In general, the heap, so to speak, did not overflow, the simple option did not work. Well, okay, I at least found where this is checked in the code.
An attentive programmer might reasonably note that I tried to cheat loading the image and calling that function with the error are not generally related. That is, the check performed, to put it mildly, does not cover all cases and, since I took it upon myself, I need to check it properly. The real scenario looks like this: they read the image, worked with it, and somewhere after that the above-mentioned function was called.
On the one hand, it is extremely logical. When loading, the check was performed, but then something was done with the picture, as a hypothetical example – it was rotated, and so, suddenly, it turned out that the Huffman table became wider.
On the other hand, if you use common sense, then vulnerability becomes a problem only if it can be triggered in some ready-made code. If you also need to write special code in Java for the trigger, then it doesn't make much sense. In general, you can do simple things, but not simple ones.
What conditions must be met for an error to occur? hvalsLen must be greater than 256 elements, and this array is taken as a field JPEGHuffmanTable_valuesID in the object class tablewhich is transmitted as job project table into function setHuffTable. Let's see who calls the function in question: there are only two options and both are in the function setHTables V in the same file. We continue to build the collstack upwards, in the calls the argument table passed as array elements jobjectArray DCHuffmanTables And jobjectArray ACHuffmanTableswhich are both arguments to the function setHTables. Very convenient, let's go higher.
Function setHTables is already called in three different places. But the names of the calling functions are very specific and clearly indicate that they have Java prototypes, and as arguments for setHTables arguments of the corresponding functions are passed without processing. So we immediately look for native in the java code.
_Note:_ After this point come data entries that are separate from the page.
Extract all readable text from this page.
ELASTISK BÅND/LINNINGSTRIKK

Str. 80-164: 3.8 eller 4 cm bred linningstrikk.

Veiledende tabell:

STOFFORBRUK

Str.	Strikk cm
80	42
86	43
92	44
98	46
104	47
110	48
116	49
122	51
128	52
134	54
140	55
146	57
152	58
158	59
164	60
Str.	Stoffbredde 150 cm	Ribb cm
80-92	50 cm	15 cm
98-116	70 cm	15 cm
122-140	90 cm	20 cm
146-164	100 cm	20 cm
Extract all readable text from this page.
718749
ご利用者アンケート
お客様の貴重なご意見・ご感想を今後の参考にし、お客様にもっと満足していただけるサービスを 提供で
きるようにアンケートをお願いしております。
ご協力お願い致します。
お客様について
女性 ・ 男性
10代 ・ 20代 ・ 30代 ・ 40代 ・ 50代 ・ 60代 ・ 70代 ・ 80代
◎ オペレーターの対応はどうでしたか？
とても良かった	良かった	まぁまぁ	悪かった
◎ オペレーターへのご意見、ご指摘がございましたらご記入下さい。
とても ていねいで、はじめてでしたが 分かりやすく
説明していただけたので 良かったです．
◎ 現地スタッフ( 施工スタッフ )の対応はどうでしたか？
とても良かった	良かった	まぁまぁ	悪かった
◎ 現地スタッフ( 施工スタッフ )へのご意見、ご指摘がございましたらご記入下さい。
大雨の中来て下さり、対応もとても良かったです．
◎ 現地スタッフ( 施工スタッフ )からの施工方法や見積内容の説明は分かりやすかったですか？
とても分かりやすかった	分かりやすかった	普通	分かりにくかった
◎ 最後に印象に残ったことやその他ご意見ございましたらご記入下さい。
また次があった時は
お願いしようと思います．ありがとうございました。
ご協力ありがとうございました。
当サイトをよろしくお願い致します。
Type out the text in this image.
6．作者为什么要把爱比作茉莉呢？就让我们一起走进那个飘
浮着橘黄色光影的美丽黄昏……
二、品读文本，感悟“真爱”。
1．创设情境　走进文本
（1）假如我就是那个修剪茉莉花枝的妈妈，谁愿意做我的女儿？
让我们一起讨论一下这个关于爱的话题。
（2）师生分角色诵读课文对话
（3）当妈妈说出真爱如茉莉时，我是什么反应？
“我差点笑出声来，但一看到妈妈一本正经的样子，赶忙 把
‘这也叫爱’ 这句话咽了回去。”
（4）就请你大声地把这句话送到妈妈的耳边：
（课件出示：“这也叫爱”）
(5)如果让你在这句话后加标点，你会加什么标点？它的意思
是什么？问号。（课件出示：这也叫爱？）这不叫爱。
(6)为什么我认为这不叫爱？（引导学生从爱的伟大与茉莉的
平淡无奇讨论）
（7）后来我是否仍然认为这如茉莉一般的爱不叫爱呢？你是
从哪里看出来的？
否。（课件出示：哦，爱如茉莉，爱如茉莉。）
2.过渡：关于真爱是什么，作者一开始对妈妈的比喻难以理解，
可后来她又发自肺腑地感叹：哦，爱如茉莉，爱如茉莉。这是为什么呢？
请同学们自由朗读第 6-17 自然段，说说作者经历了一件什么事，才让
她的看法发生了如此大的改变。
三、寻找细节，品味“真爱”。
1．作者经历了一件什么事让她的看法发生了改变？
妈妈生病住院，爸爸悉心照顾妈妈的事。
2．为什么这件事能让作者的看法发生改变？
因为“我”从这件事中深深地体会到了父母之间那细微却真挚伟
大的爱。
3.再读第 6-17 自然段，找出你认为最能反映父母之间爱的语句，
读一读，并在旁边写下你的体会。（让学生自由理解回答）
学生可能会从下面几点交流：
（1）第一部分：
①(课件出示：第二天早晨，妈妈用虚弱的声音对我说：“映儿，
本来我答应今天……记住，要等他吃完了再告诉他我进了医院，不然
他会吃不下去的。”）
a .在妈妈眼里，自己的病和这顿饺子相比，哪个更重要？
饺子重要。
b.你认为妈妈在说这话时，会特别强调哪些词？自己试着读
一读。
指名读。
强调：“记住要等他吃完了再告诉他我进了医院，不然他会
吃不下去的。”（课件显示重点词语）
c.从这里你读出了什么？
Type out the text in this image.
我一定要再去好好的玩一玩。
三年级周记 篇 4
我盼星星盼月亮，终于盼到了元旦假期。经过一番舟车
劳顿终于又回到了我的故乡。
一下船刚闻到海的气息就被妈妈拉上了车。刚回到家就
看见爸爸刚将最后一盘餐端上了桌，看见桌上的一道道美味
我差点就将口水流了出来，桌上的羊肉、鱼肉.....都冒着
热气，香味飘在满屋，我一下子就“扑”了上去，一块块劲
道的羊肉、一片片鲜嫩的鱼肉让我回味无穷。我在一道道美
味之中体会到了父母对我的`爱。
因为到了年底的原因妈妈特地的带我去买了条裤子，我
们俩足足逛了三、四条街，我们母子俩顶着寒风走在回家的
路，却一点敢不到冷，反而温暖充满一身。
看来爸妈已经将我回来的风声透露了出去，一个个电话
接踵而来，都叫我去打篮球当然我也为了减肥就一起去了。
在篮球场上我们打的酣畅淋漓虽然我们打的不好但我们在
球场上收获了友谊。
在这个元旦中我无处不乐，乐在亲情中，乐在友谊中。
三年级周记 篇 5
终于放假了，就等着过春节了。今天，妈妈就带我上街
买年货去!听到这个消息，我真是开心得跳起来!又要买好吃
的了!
For these functions, the arguments we are interested in are of the type JPEGHuffmanTableThe constructor of this class greets us with joyful checks.
This means that you cannot create an object with a field using this constructor. values longer than 256 elements. The field itself is private, and its value is returned via a copy, which eliminates the possibility of external modification.
The last option to spoil the object is the second constructor, which fills the fields without checking.
But there is nothing special to check here – the constructor is closed, the comment says that it is for internal use, and it is called on quite constant data. So we can sum it up.
The general conclusion we can make is this: despite the obvious typo in the check, it cannot affect the security of openJDK. An incorrectly formed image will pass several checks during loading, which will not allow access beyond the allocated memory. No correct interactions in Java will allow us to create an object processed in this function so that it implements an exit beyond the buffer.
And that's it. I promised a 20-minute adventure.
Well, and a bit of empty talk at the end of the article. Did I inform the developers, did I send them a patch, a pull request or something else? Nope. There are even several reasons for this. In fact, the error does not deserve special attention, that's one. I don't know what is better in this case – to fix the check or remove it altogether, that's two. From the OpenJDK website, I didn't understand where it would be correct to write about this, that's three. I was too lazy, that's four.